Ladies, let’s get real.
Truth is… I suffer from MOM GUILT. I don’t think I’m alone in this… in fact, I KNOW I’m not alone in this (just check out Dawnelle’s recent post, regarding similar feelings).
I’m a stay-at-home mom. My job is more than just full-time. It’s round-the-clock. I love it. But with it comes the reality that I won’t always get a break during the day when I need one or half hour lunch to enjoy (and obviously this depends on the day, some are obviously better than others, and it wasn’t quite this extreme before juggling the needs of not just one but TWO little ones). I don’t leave my job at the end of 8 or 12 hours, knowing that somebody has come in to replace me for the next shift or that I have till the next day to continue my work.
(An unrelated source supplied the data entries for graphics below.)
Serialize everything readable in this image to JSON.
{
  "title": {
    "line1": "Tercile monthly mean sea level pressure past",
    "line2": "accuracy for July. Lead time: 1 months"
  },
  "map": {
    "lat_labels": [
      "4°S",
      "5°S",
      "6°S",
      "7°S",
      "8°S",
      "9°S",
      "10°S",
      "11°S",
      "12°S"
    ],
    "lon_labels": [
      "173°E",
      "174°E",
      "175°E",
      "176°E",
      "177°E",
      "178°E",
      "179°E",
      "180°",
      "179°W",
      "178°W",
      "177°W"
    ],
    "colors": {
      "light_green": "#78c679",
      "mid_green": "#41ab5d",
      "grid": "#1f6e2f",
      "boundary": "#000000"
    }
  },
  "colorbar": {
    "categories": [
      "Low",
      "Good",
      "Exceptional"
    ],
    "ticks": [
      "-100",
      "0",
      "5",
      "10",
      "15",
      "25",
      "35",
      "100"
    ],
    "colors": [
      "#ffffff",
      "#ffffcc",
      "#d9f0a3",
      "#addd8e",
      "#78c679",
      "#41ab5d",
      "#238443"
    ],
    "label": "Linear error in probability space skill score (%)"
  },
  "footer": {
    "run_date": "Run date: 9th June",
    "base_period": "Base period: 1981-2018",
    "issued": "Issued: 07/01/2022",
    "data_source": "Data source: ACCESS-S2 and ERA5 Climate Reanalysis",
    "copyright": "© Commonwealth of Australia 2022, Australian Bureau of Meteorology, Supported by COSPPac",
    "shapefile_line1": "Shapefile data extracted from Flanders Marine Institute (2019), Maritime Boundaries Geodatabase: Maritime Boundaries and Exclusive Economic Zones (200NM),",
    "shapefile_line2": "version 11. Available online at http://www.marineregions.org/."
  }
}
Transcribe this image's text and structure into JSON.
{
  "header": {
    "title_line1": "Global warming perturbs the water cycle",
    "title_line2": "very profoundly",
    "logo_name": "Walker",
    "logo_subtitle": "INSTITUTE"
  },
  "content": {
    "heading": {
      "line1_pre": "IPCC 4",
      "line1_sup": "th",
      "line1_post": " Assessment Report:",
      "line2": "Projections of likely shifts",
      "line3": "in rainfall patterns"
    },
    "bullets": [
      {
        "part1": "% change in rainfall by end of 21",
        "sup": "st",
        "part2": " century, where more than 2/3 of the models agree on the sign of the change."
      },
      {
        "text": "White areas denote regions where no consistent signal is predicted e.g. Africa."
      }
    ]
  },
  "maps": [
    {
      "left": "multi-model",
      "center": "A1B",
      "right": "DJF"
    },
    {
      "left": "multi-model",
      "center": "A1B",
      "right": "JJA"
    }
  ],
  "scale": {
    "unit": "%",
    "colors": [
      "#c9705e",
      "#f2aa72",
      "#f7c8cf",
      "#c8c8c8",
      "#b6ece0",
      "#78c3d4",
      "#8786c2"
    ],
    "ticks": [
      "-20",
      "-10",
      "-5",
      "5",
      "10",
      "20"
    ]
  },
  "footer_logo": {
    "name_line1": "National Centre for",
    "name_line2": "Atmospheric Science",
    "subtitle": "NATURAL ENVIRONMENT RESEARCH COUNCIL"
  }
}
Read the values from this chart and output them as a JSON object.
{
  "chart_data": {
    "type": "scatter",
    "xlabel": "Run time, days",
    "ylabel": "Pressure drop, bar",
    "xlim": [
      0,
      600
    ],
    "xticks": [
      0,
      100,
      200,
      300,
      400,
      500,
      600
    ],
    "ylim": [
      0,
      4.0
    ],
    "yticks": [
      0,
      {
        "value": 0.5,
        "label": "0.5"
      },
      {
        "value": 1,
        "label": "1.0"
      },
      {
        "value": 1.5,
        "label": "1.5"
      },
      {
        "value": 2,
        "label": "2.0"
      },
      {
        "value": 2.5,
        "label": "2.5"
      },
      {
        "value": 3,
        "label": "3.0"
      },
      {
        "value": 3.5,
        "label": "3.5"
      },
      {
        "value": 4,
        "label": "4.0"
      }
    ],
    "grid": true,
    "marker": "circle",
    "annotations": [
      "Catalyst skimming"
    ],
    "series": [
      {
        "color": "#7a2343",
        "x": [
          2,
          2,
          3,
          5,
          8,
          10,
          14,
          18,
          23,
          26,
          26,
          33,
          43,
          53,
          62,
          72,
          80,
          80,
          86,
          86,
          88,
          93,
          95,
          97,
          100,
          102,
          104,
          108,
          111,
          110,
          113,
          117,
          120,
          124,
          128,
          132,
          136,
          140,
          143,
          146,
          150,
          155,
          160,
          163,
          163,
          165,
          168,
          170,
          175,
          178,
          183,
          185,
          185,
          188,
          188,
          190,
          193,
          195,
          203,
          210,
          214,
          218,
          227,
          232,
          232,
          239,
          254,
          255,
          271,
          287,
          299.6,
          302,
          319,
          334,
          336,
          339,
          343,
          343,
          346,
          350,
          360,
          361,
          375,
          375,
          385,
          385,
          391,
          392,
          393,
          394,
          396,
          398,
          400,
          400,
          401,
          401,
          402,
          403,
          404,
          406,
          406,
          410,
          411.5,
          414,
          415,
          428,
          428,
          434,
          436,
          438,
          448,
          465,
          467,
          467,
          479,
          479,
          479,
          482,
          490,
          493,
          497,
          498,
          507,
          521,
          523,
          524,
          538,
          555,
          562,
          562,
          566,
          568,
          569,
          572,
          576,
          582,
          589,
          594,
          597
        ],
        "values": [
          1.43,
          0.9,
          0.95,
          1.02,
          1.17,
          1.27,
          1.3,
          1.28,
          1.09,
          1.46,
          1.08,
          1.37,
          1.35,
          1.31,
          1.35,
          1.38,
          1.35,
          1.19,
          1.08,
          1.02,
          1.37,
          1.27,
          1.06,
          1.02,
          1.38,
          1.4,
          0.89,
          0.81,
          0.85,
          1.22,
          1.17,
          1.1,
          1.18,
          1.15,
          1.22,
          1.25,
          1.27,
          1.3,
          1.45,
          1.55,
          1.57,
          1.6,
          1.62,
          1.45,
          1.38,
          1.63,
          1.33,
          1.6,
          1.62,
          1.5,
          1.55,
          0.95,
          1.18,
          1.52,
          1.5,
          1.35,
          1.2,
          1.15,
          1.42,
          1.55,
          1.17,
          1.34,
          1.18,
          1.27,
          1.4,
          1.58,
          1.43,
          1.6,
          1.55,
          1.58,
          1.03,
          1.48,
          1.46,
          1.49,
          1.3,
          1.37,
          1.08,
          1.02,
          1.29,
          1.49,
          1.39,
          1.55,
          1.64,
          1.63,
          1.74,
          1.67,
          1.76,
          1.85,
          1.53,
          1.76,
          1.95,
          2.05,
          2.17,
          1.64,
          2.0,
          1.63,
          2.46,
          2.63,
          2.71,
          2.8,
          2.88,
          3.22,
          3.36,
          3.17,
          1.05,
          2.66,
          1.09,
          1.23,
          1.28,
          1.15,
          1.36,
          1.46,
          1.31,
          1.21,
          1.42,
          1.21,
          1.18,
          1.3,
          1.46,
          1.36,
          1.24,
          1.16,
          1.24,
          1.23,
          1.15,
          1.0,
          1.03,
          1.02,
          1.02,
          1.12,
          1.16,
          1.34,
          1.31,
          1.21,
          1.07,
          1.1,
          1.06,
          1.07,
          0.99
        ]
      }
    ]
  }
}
Again, I LOVE what I do and feel so truly blessed beyond belief to have the opportunity to do it. However, sometimes momma needs a break. A breather. A chance to get away for a bit, gather my thoughts, and revitalize myself.
BUT, this leaves me feeling guilty. GUILTY, GUILTY, GUILTY. Why am I being so impatient with them? Why do I feel like I need to get away from them? Does this mean I’m failing at my job as a mother? Why can’t I handle this? And worst of all, feeling like I don’t love my children as much as I should or as they deserve. So as if being exhausted and slightly overwhelmed with the demands of two toddlers isn’t enough… I carry this guilt around with it.
Where does this guilt stem from? Mostly my anxiety as a mother and own insecurities in my parenting. But also from judgement of other mommas.
Saturday, was no exception to this feeling. I had left the two little ones with my Hubby, as I headed back “home” for the morning to attend a craft show with a close friend, held at our alma mater. I thoroughly enjoyed my visit with her and perusing the many stands of handcrafted items throughout the halls and gym where I once attended High School. I enjoyed the
quiet silent (not even the radio on) hour and a half drive down there and back again… I could actually hear my thoughts, make sense of them, and that left me feeling a lot less overwhelmed by many of the things that had been weighing on me (but that I had just never had a chance to address or consider).
I came back to my two little ones and Hubby feeling refreshed, renewed, revitalized. They both seemed more than thrilled by having Daddy’s uninterrupted attention all morning for a change. It was a good experience for all of us.
At that point, I realized that there is nothing wrong with me. I have no reason to feel guilty when I feel the need for a break. We ALL benefited from the break… I had some quiet time to, in a sense, meditate during my drive, along with the interaction of a close friend… The Hubby had a chance to spend some uninterrupted time with the kiddos after a long, 50-hour, work week… and the kiddos had a slight change from their momma’s boring routine by Daddy watching over and tending to them for the morning while Mommy was gone.